- Date: 1–7 November
- Edition: 1st
- Surface: Hard
- Location: Tenerife, Spain

Champions

Singles
- Tallon Griekspoor

Doubles
- Nuno Borges / Francisco Cabral
- Tenerife Challenger · 2023 →

= 2021 Tenerife Challenger =

The 2021 Tenerife Challenger was a professional tennis tournament played on hard courts. It was the first edition of the tournament which was part of the 2021 ATP Challenger Tour. It took place in Tenerife, Spain between 1 and 7 November 2021.
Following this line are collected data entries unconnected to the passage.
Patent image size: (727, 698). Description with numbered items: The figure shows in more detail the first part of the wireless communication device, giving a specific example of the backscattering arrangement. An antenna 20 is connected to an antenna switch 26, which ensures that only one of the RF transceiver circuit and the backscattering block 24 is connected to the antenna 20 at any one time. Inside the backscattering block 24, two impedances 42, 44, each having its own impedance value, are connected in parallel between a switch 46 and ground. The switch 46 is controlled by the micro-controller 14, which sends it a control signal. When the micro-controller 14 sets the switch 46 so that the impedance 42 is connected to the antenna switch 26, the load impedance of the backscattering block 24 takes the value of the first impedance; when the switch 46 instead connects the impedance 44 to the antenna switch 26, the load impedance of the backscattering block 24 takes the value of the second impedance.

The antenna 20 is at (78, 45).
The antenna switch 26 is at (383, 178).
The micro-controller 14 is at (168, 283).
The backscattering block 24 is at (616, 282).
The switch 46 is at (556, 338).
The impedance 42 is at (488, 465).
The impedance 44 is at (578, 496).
==Singles main-draw entrants==
===Seeds===

| Country | Player | Rank^{1} | Seed |
|---|---|---|---|
| NED | Tallon Griekspoor | 89 | 1 |
| ESP | Feliciano López | 109 | 2 |
| ESP | Fernando Verdasco | 144 | 3 |
| FRA | Quentin Halys | 148 | 4 |
| ECU | Emilio Gómez | 149 | 5 |
| TUR | Altuğ Çelikbilek | 164 | 6 |
| SWE | Elias Ymer | 168 | 7 |
| POR | João Sousa | 173 | 8 |

- ^{1} Rankings are as of 25 October 2021.

===Other entrants===
The following players received wildcards into the singles main draw:
- ESP Feliciano López
- ESP Daniel Rincón
- ESP Fernando Verdasco

The following player received entry into the singles main draw using a protected ranking:
- BEL Joris De Loore

The following players received entry from the qualifying draw:
- RUS Yan Bondarevskiy
- ROU David Ionel
- UKR Vladyslav Orlov
- RUS Alexander Shevchenko

The following player received entry as a lucky loser:
- ROU Filip Jianu

==Champions==
===Singles===

- NED Tallon Griekspoor def. ESP Feliciano López 6–4, 6–4.

===Doubles===

- POR Nuno Borges / POR Francisco Cabral def. IND Jeevan Nedunchezhiyan / IND Purav Raja 6–3, 6–4.